Bu film Eurimages ve Kültür Bakanlığı işbirliği ile TTK ( Türk Tarih Kurumu) ile anlaşmalı olarak yapılmış ,tarihçilerin genel olarak anlaştıkları bir metin üzerinden hayata geçirilmiştir. Hazırlanan metni bir film senaryosuna dönüştürmek için Savaş Ay, Zuhal Olcay, Okan Bayülgen, Tuncel Kurtiz ve Haluk Bilginer birlikte çalışmış son olarak 78-92 moduna Mustafa Altıoklar noktayı koymuştur.
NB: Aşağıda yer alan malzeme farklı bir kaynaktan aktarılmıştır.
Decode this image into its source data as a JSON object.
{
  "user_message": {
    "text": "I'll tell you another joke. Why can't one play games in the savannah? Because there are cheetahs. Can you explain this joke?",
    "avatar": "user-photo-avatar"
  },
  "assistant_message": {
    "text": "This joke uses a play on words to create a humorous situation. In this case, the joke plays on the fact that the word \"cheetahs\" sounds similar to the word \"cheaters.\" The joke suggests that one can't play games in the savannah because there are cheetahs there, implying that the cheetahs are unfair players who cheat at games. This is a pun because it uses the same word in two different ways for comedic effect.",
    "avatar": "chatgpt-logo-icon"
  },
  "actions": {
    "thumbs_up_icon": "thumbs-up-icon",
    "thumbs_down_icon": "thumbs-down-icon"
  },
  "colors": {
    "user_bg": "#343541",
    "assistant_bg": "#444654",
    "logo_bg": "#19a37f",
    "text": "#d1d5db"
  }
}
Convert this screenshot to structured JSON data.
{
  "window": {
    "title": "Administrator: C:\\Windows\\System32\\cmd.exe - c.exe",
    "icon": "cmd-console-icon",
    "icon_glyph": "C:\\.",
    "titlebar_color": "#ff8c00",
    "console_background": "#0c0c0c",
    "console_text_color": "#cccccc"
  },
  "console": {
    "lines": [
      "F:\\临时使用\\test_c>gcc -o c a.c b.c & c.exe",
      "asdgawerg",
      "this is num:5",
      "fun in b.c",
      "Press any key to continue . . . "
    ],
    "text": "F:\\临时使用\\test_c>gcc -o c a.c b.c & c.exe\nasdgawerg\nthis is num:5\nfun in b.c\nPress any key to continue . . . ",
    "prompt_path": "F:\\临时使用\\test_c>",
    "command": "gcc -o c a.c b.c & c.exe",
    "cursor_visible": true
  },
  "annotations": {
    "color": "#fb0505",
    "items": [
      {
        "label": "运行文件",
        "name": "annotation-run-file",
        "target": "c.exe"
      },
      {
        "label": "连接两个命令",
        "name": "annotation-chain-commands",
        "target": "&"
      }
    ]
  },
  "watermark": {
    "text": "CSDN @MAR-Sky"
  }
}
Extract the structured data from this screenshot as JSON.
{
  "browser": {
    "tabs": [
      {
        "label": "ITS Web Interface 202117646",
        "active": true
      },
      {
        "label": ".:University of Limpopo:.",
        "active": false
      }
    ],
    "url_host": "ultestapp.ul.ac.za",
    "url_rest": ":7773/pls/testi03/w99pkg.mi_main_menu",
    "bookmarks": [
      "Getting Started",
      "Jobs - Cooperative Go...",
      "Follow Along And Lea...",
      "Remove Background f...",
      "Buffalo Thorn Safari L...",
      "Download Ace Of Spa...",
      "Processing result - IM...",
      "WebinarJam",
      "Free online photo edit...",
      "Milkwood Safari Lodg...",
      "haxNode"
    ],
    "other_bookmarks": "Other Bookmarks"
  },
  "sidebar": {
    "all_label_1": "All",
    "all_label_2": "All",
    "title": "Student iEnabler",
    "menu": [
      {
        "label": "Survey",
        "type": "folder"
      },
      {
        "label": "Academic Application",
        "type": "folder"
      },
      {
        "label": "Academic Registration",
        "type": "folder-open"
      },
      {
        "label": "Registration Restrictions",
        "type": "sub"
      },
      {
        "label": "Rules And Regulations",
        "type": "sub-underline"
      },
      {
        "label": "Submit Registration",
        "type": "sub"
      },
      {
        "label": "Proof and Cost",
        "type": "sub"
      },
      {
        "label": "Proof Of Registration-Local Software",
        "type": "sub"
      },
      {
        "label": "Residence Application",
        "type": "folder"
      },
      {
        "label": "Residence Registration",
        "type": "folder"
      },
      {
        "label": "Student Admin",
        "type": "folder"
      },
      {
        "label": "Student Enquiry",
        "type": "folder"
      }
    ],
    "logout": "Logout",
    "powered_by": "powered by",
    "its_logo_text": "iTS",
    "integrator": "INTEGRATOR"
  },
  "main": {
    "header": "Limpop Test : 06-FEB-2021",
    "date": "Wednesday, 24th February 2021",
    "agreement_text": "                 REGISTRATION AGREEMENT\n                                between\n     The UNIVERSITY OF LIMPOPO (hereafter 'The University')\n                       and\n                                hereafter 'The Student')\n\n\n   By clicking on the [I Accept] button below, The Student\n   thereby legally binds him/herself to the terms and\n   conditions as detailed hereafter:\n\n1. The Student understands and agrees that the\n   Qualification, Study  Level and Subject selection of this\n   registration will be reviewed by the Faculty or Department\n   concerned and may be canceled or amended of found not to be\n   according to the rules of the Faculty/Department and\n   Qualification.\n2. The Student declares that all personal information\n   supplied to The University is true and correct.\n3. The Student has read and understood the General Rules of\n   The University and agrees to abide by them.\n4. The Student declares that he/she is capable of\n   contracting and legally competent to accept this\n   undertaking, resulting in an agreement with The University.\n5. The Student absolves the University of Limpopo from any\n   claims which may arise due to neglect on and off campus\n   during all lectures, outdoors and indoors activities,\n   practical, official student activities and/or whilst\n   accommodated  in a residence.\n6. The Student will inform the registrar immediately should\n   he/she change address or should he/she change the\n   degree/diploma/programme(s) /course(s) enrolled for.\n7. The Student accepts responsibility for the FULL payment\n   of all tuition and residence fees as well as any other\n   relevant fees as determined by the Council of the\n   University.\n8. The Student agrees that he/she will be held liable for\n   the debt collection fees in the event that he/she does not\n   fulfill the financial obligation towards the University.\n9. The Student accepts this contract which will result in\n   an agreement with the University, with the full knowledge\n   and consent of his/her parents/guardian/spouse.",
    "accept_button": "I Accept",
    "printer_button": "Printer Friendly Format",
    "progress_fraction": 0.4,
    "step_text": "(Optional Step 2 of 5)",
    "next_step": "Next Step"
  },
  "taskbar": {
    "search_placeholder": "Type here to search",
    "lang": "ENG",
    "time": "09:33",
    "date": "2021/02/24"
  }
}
Ha işin ilginci bazı tarihçiler kendi yazdıklarını sahnede görünce inkar etmişlerdir orası ayrı... IV.Murat ın cinsel tercihini bilemem tabiiki amma tarih te de film de de ''Musa'' aynen korunmuştur..
Şimdi ''canımcım'';
Prens Charles te beni hiç ilgilendirmiyor.. Tıpkı Yavuz Sultan Selim'in ilgilendirmediği gibi.... Amam sanırım bir konuda hemen hemen aynı şeyi derken kulakları yanlış göstermekten dolayı zıtlaşıyoruz... Yoksa sizin esmerman mı keserman mı ne olduğu belli olmayan tiple uzaktan yakından ilginiz yok.. İşte ayman gereken nokta burası... Bu tipin bilgisiz hakaretinde misin ? Yoksa ciddi tartışmada mısın ?
Prens Charles'in ülkesinde Madonna isimli tatlı kaçık bir gerçekten süper star ın klibi yayımlandı ''Like a Prayer'' Ha bu klip bizde de yayımlandı önemli değil... Önemli olan İngiltereydi... Yani senin Charles in ülkesi...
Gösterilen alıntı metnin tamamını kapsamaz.